Skryd Anthony, Lawrence Katharine
Department of Medicine, NYU Langone Health, New York City, NY, United States.
Department of Population Health, NYU Grossman School of Medicine, New York City, NY, United States.
JMIR Form Res. 2024 May 8;8:e51346. doi: 10.2196/51346.
Large language models (LLMs) are computational artificial intelligence systems with advanced natural language processing capabilities that have recently been popularized among health care students and educators due to their ability to provide real-time access to a vast amount of medical knowledge. The adoption of LLM technology into medical education and training has varied, and little empirical evidence exists to support its use in clinical teaching environments.
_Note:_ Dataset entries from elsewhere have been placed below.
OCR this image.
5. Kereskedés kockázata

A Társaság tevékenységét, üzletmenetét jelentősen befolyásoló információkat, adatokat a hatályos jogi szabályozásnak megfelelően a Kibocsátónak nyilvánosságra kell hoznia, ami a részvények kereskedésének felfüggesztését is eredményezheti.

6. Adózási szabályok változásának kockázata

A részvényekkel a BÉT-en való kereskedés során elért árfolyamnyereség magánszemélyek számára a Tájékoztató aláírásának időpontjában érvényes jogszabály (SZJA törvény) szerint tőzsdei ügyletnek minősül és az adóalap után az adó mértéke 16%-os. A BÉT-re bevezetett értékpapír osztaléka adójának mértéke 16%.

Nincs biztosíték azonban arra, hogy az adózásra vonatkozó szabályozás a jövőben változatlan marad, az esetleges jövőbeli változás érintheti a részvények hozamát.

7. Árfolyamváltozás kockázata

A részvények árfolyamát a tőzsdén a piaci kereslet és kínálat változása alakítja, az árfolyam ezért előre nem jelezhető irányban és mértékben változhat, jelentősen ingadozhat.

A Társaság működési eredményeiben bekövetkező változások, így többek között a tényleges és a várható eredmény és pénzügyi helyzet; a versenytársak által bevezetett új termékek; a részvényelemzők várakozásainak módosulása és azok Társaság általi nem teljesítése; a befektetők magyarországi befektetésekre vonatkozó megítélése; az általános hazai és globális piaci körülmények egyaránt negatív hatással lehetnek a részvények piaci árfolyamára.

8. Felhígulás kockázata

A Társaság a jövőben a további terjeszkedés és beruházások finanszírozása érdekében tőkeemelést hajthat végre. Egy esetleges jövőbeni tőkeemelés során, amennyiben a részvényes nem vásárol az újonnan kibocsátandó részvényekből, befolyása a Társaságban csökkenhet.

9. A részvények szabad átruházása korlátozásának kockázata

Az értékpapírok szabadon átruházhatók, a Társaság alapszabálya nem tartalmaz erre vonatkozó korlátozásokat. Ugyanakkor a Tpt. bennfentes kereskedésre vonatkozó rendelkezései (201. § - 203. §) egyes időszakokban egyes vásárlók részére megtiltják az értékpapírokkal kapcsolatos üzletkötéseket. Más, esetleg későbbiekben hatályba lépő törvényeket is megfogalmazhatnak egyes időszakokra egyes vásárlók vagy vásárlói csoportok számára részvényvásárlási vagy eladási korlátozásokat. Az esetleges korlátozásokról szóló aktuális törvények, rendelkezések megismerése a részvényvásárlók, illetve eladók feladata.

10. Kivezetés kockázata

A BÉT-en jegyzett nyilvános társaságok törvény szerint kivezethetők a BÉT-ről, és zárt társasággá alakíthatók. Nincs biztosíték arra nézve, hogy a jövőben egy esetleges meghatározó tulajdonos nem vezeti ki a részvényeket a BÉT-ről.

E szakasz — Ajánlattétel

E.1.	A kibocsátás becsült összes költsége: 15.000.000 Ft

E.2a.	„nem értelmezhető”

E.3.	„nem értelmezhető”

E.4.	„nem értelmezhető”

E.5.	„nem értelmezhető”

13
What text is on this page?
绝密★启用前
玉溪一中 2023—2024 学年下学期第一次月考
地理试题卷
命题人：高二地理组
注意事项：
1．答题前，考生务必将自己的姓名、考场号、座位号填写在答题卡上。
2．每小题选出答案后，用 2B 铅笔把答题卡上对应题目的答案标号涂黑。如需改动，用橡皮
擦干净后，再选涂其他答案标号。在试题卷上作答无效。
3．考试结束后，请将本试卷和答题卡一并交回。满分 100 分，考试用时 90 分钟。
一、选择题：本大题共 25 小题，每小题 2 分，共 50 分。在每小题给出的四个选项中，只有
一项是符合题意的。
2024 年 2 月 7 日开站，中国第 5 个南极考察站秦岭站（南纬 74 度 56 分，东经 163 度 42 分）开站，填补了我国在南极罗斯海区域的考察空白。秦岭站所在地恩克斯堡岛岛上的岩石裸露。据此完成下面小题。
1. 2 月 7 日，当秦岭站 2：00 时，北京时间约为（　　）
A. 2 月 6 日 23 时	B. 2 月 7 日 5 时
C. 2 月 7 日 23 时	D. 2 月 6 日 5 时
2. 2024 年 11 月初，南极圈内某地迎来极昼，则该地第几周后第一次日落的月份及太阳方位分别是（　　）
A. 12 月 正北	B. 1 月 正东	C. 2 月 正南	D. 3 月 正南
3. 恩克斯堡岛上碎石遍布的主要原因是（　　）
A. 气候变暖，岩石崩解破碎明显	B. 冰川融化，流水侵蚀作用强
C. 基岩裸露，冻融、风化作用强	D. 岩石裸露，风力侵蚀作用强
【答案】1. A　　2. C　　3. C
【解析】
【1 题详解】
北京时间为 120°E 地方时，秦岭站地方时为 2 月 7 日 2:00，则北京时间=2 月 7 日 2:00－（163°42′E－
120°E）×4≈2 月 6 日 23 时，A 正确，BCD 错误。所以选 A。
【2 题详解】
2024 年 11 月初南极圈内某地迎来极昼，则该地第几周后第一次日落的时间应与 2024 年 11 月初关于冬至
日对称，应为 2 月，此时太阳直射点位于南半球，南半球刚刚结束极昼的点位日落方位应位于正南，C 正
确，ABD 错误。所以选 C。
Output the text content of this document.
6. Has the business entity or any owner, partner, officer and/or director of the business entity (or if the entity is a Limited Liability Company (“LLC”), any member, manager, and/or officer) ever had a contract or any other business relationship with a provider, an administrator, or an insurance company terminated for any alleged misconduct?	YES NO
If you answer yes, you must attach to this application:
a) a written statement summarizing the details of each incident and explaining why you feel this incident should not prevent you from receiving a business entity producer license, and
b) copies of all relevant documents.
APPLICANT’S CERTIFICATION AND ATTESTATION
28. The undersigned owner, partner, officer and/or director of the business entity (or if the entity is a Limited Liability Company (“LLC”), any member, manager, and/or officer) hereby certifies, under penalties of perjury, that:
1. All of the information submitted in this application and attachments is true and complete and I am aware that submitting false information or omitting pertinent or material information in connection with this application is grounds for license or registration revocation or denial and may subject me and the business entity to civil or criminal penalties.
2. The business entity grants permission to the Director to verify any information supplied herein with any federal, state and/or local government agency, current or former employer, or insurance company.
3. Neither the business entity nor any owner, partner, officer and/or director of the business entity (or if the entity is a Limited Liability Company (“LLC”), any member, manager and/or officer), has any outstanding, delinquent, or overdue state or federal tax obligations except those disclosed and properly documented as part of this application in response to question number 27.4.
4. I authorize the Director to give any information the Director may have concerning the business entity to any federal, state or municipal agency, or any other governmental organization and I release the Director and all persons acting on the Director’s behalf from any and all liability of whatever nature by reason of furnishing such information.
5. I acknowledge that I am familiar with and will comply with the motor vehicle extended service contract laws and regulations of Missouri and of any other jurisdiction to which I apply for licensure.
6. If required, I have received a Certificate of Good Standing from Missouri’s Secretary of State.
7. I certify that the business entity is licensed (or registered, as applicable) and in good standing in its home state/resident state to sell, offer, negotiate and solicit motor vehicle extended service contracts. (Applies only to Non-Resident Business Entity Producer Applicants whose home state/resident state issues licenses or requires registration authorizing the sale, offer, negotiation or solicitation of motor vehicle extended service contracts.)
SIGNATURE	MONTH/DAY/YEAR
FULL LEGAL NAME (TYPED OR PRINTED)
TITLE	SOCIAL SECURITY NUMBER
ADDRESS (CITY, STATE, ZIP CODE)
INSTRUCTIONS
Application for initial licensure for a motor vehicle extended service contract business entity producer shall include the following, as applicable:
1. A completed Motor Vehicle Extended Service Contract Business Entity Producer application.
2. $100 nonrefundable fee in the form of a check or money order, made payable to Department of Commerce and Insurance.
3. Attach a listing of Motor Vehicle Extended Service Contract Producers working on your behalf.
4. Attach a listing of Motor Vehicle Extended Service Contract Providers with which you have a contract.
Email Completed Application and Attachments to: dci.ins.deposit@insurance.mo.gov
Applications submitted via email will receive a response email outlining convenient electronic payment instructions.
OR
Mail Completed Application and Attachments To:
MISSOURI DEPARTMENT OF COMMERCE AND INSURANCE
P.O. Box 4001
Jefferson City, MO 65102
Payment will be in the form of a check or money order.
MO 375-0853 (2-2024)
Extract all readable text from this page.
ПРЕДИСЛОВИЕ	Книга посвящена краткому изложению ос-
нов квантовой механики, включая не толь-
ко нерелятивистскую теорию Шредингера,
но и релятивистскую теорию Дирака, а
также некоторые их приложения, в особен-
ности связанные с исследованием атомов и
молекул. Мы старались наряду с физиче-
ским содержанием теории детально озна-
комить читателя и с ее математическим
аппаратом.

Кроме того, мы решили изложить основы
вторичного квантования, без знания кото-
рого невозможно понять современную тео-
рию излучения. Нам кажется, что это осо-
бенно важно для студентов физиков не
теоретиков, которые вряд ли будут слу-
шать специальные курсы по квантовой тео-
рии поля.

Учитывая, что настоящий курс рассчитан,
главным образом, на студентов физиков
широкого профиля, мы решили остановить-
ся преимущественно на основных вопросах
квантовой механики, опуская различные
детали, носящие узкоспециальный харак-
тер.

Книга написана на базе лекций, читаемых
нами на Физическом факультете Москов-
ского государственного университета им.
The aim of the study is to identify and qualitatively evaluate potential use cases and limitations of LLM technology for real-time ward-based educational contexts.
A brief, single-site exploratory evaluation of the publicly available ChatGPT-3.5 (OpenAI) was conducted by implementing the tool into the daily attending rounds of a general internal medicine inpatient service at a large urban academic medical center. ChatGPT was integrated into rounds via both structured and organic use, using the web-based "chatbot" style interface to interact with the LLM through conversational free-text and discrete queries. A qualitative approach using phenomenological inquiry was used to identify key insights related to the use of ChatGPT through analysis of ChatGPT conversation logs and associated shorthand notes from the clinical sessions.
Identified use cases for ChatGPT integration included addressing medical knowledge gaps through discrete medical knowledge inquiries, building differential diagnoses and engaging dual-process thinking, challenging medical axioms, using cognitive aids to support acute care decision-making, and improving complex care management by facilitating conversations with subspecialties. Potential additional uses included engaging in difficult conversations with patients, exploring ethical challenges and general medical ethics teaching, personal continuing medical education resources, developing ward-based teaching tools, supporting and automating clinical documentation, and supporting productivity and task management. LLM biases, misinformation, ethics, and health equity were identified as areas of concern and potential limitations to clinical and training use. A code of conduct on ethical and appropriate use was also developed to guide team usage on the wards.
Overall, ChatGPT offers a novel tool to enhance ward-based learning through rapid information querying, second-order content exploration, and engaged team discussion regarding generated responses. More research is needed to fully understand contexts for educational use, particularly regarding the risks and limitations of the tool in clinical settings and its impacts on trainee development.
大语言模型(LLMs)是具有先进自然语言处理能力的计算人工智能系统,由于其能够实时提供大量医学知识,最近在医学生和教育工作者中受到欢迎。大语言模型技术在医学教育和培训中的应用各不相同,几乎没有实证证据支持其在临床教学环境中的使用。
本研究的目的是识别并定性评估大语言模型技术在基于病房的实时教育环境中的潜在用例和局限性。
通过将公开可用的ChatGPT-3.5(OpenAI)工具应用于一家大型城市学术医疗中心的普通内科住院病房的日常查房,进行了一项简短的单中心探索性评估。ChatGPT通过结构化和自然的方式被整合到查房中,使用基于网络的“聊天机器人”风格界面,通过对话式自由文本和离散查询与大语言模型进行交互。采用现象学探究的定性方法,通过分析ChatGPT对话记录和临床会议的相关速记笔记,来识别与使用ChatGPT相关的关键见解。
确定的ChatGPT整合用例包括通过离散的医学知识查询填补医学知识空白、建立鉴别诊断并进行双流程思维、挑战医学公理、使用认知辅助工具支持急性护理决策,以及通过促进与专科的对话改善复杂护理管理。潜在的其他用途包括与患者进行困难对话、探索伦理挑战和进行一般医学伦理教学、个人继续医学教育资源、开发基于病房的教学工具、支持并自动化临床文档记录,以及支持工作效率和任务管理。大语言模型的偏差、错误信息、伦理和健康公平被确定为临床和培训使用中值得关注的领域和潜在限制。还制定了关于道德和适当使用的行为准则,以指导病房团队的使用。
总体而言,ChatGPT提供了一种新颖的工具,可通过快速信息查询、二阶内容探索以及就生成的回复进行团队讨论来加强基于病房的学习。需要更多研究来全面了解教育用途的背景情况,特别是该工具在临床环境中的风险和局限性及其对实习生发展的影响。